Sabah gazetesi yazarı Mahmut Övür'ün açıklamaları:
"Bu fotoğraflar ilişkiyi çok net ortaya çıkardığı için sert bir şekilde tartışılıyor. Aslında HDP/PKK ilişkisi hiç de gizli saklı bir ilişki değil. Bu partiyi kuran akıl Kandil ve İmralı'ydı. Bu fotoğrafların ortaya çıkması milletvekili olması nedeniyle çok daha çarpıcı bir hale geliyor.
AB standartlarına ve Venedik kriterlerine bakıldığı zaman Türkiye geç kaldı. Şiddeti siyaset açısından konuştuk tartıştık ama öyle bir noktaya geldi ki artık pervasızlaştı. Semra Güzel'in fotoğraflarının tarihi 2017. Bu zamanda Çözüm Süreci falan kalmamıştı. Kemal Kılıçdaroğlu buna böyle bir bahane bulmaya çalışıyor ama bunun hiç alakası yok.
Bugün HDP'nin Eş Başkanı Pervin Buldan, terör örgütü elebaşı Öcalan ile görüşürken kayınbiraderinin selamını göndermek için 'Kandil'den izin aldığını' söylüyor. Bunun Çözüm Süreci ile hiçbir alakası yok. HDP'yi 2013 yılından beri yönlendiren Kandil'dir. Doğal olarak Türkiye bunu hukuken çözmek zorundadır.
Türkiye'de şiddetle ilişkili bir partiye karşı bütün siyasetin tavır alması gerekiyor. Türkiye'nin temel problemi CHP ve İYİ Parti'dir. Bu iki partinin HDP'nin PKK ile ilişkisini bildiği halde hala HDP ile olan birlikteliğini sürdürmeleridir. Ben buna dehşet verici diyorum. Bu HDP'nin PKK'yı desteklemesinden çok daha vahim bir olay."
Gazeteci Hakkı Öcal'ın canlı yayında öne çıkan sözleri:
"Ortada bir terör örgütü varken ne Kürtlerin ne de bölgedeki Türklerin gerçek iradesi ortaya çıkamaz. Gündüz bir parti ya da dernek kuruyorsunuz. Gece gelip bu teröristler sizi öldürüyor. Yani bunun örnekleri var. Ben HDP'nin kapatılmasına karşıyım. Bu parti bütün bu teröristlerden temizlensin. Suçu olan vekillerin mahkemede yargılanmak üzere fezlekeyle üyeliklerini düşürsünler.

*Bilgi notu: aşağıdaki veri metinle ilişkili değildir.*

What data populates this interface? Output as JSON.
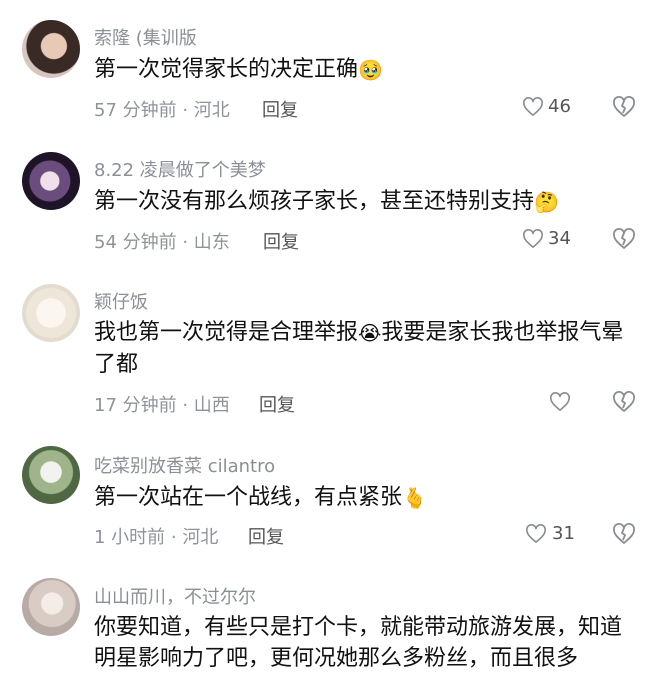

Ama bizim bütün gücümüz ve hızımızla bu terör örgütünü ortadan kaldırmamız lazım. Çünkü bunlar Kürt iradesi zannediliyor. Bakınız İyi Parti dahi HDP'yi Kürtlerin iradesi zannediyor. Yani İYİ Parti 'HDP'ye yaklaşırsam HDP'ye oy vermeyen ama Türkiye'de Kürt sorununa çözüm arayan insanlar bana oy verirler' diye düşünüyor.
Ortaya KCK diye bayağı bir paralel yapı kurdu terör örgütü elebaşı Öcalan. Bunu bitirmek ve bunun sivilleşeceğine daha çok hendek savaşlarıyla, yangınlarla ve Rojova olaylarıyla süreci durdurdular. Meral Akşener çıkmış ' Bu süreci devam ettirmek isteyen hükümet cezalandırılsın, oraya bürokratlarını gönderen siyasetçilere fezleke hazırlansın.' diyor. O hareket PKK'nın elinden Kürt siyasetini çekip almak için yapıldı.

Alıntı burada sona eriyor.